Steve Aoki Comes Home to OC to Celebrate 20 Years of Dim Mak Records

Long-term success is not something you can plan in the music industry, no more than you can anticipate the energy of an audience at a show or the outcome of an election. But, after 20 years, the record label named after a Chinese martial art known as the death touch has given more life to the music world than its founder Steve Aoki could've expected.

Dim Mak Records was the launching pad for the superstar DJ, one of the biggest names in EDM. He even became an unexpected global ambassador, as he sat on the floor of the final U.S. presidential debate in Las Vegas last month, rubbing elbows with senators and taking selfies with Bill and Hillary Clinton. “You're sitting next to senators and leaders of the free world,” Aoki recalls. “It was a very serious room, and you're so focused on what they're talking about that I really learned a lot.” Though the election results feel as if America just got a cake smashed in its face (and not in the fun way that Aoki does it at his shows), the fact that a DJ from Newport Beach was granted this sort of honor proves how far Aoki and EDM have come since he started deejaying in 2003.

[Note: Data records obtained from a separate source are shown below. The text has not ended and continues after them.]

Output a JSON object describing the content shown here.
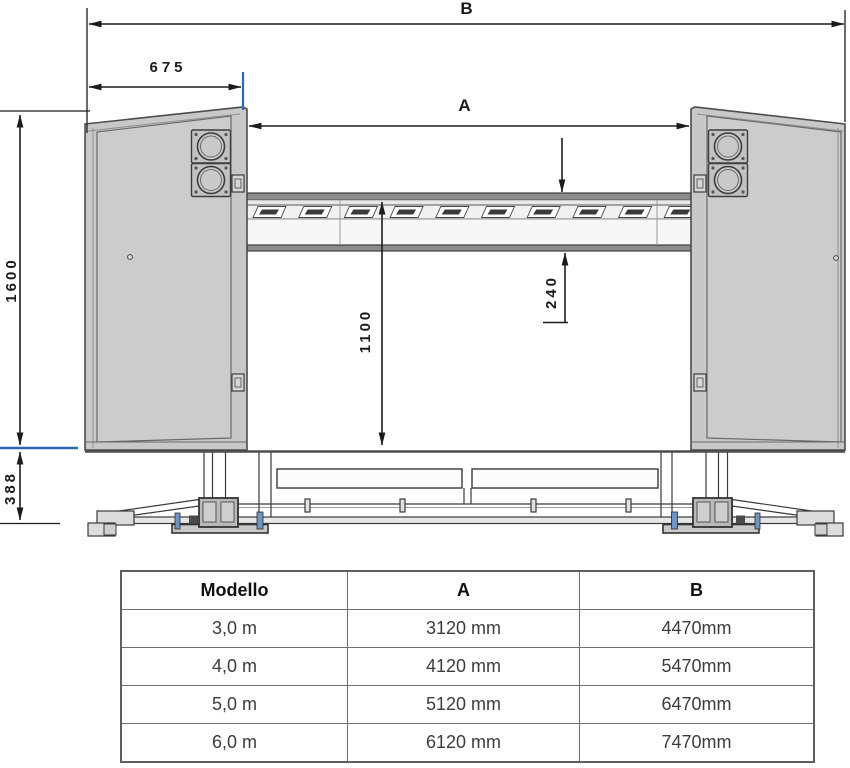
{
  "diagram": {
    "labels": {
      "b": "B",
      "a": "A",
      "offset_675": "675",
      "height_1600": "1600",
      "height_1100": "1100",
      "depth_240": "240",
      "base_388": "388"
    },
    "colors": {
      "line": "#1c1c1c",
      "blue_accent": "#2d68b0",
      "cabinet_fill": "#c8c8c8"
    }
  },
  "spec_table": {
    "headers": {
      "model": "Modello",
      "a": "A",
      "b": "B"
    },
    "rows": [
      {
        "model": "3,0 m",
        "a": "3120 mm",
        "b": "4470mm"
      },
      {
        "model": "4,0 m",
        "a": "4120 mm",
        "b": "5470mm"
      },
      {
        "model": "5,0 m",
        "a": "5120 mm",
        "b": "6470mm"
      },
      {
        "model": "6,0 m",
        "a": "6120 mm",
        "b": "7470mm"
      }
    ]
  }
}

Before he became a superstar, Aoki was just another kid with a guitar in his parent's house. The son of divorced parents Chizuru Kobayashi and Rocky Aoki, the late business mogul who started Benihana, Aoki hosted small punk and hardcore shows in his mother's living room or anywhere his friends had enough space he could fill with bands, amps, distortion and sweat. “I grew up going to shows and listening to bands in that world, and I was in bands—emo bands and hardcore screaming bands,” Aoki says. “That was my groundwork as far as getting into the foundation of where Dim Mak started, when I was 19 and in college.”

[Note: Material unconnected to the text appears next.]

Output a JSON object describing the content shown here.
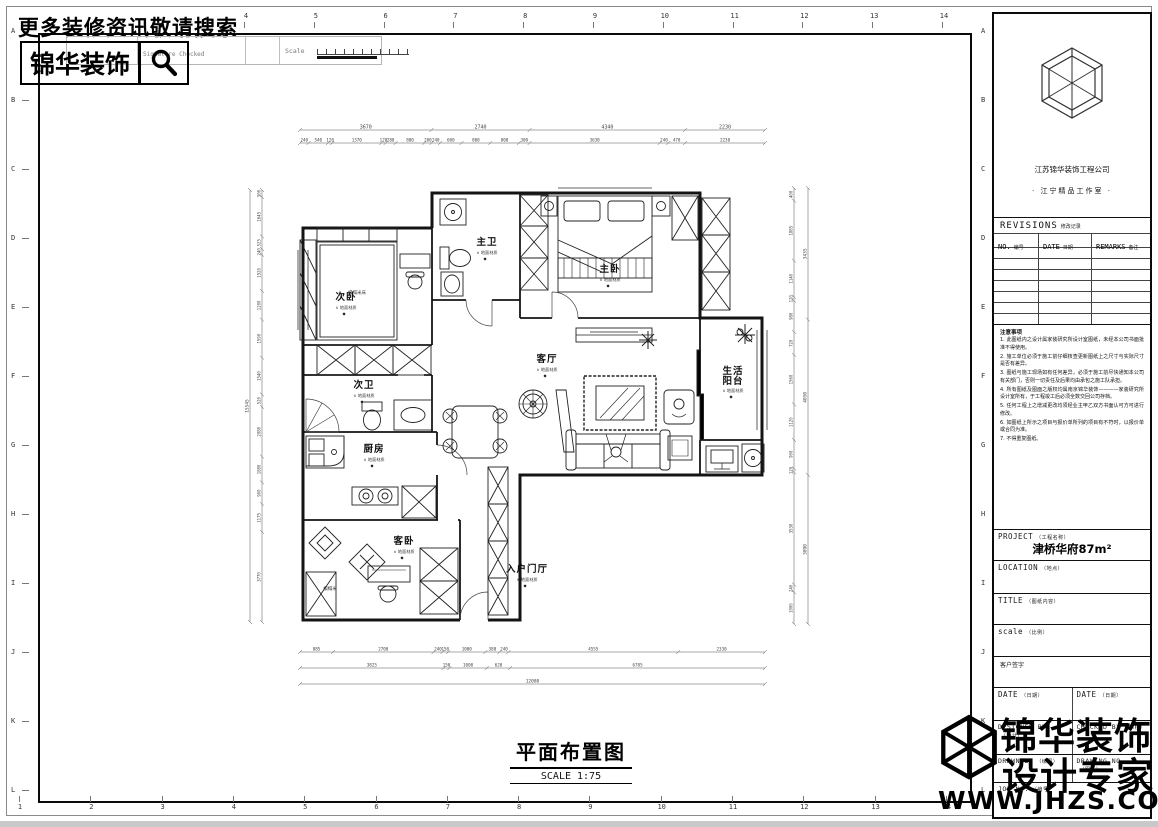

Officially founding the label in his Santa Barbara college dorm room in 1996, Aoki's path to success came through learning the DIY route in all aspects of business from recording to marketing and distribution. To this day, he keeps a hand on most of those areas himself (his next-door neighbor is actually Dim Mak's primary distributor). As bands such as the Kills started breaking big, Aoki says, he had to learn to grow his business on the fly. One such learning experience involved Bloc Party, who were a totally unknown band months prior to the release of their debut album, Silent Alarm, which initially sold 350,000 copies. That success led to a deal with Vice Records for the U.S. release.

“We weren't even prepared to do anything of that scale and work with labels of that scale,” Aoki says. “And it was incredible to see it go from there. There's no chart pathway; I just heard this demo from a band I really like.”

Even in cases where the records Dim Mak released didn't sell well, Aoki was never opposed to taking risks on artists he deemed to be great. He remembers signing a folk band called Young People that he loved enough to give them a shot. He signed former blues band the Soledad Brothers, whom he discovered while on tour with the Kills. When he heard Brooklyn-based experimental, instrumental band Battles, Aoki jumped at the chance to put out their 2004 effort, B EP.

This weekend, Aoki returns to where his music career began to celebrate the 20th anniversary of Dim Mak with an all-day party on the sand in Huntington Beach, as well as a solid handful of artists in genres ranging from trap to trance. “The thing about Dim Mak is that we're not shackled to one type of music, and we're a music-loving label,” Aoki says. “That's how we survived the different epochs where labels came and went. We weren't the coolest label, we weren't the most popular label, but we definitely had an impact in all these genres.”

The trail of successful Dim Mak releases—which includes such recent acts as The Chainsmokers and Max Styler (who is also on the bill this weekend)—show a change in music trends globally, as well as for Aoki personally, as his tastes are as vast as his travels. “There's a lot of luck involved with this as well,” Aoki says. “Just following your gut and following where life takes you—it's a choose-your-own-adventure game constantly.”

All along, Aoki has been leading his own successful trail as a DJ. In fact, he was already a budding talent in the DJ world in the years before the term EDM was even a thought. But pursuing his dream and becoming a star is not where the story ends for Aoki. He hopes to stay relevant—at least for another 20 years—and continue keeping his ears open for the next big thing.

At the moment, though, he says it feels good to sit back and enjoy what he's created with the community that helped him scratch the surface of his vision. “OC is where I was raised, my adolescent years,” Aoki says. “It's where I picked up my first guitar, where I picked up my first TASCAM recorder, which lead to what I do now, producing music electronically. So for me to come back and do that for the EDM fans is a trip. I'm so happy it's happening; it's gonna be really sentimental for me.”

Dim Mak 20th Anniversary: SoCal Edition, featuring Steve Aoki, Migos, DVBBS, Autoerotique, Max Styler, R3LL and special guests, at Bolsa Chica State Beach, 17851 Pacific Coast Hwy., Huntington Beach; www.thesocialgroup.com. Sat., 2-9 p.m. $20-$80. 18+.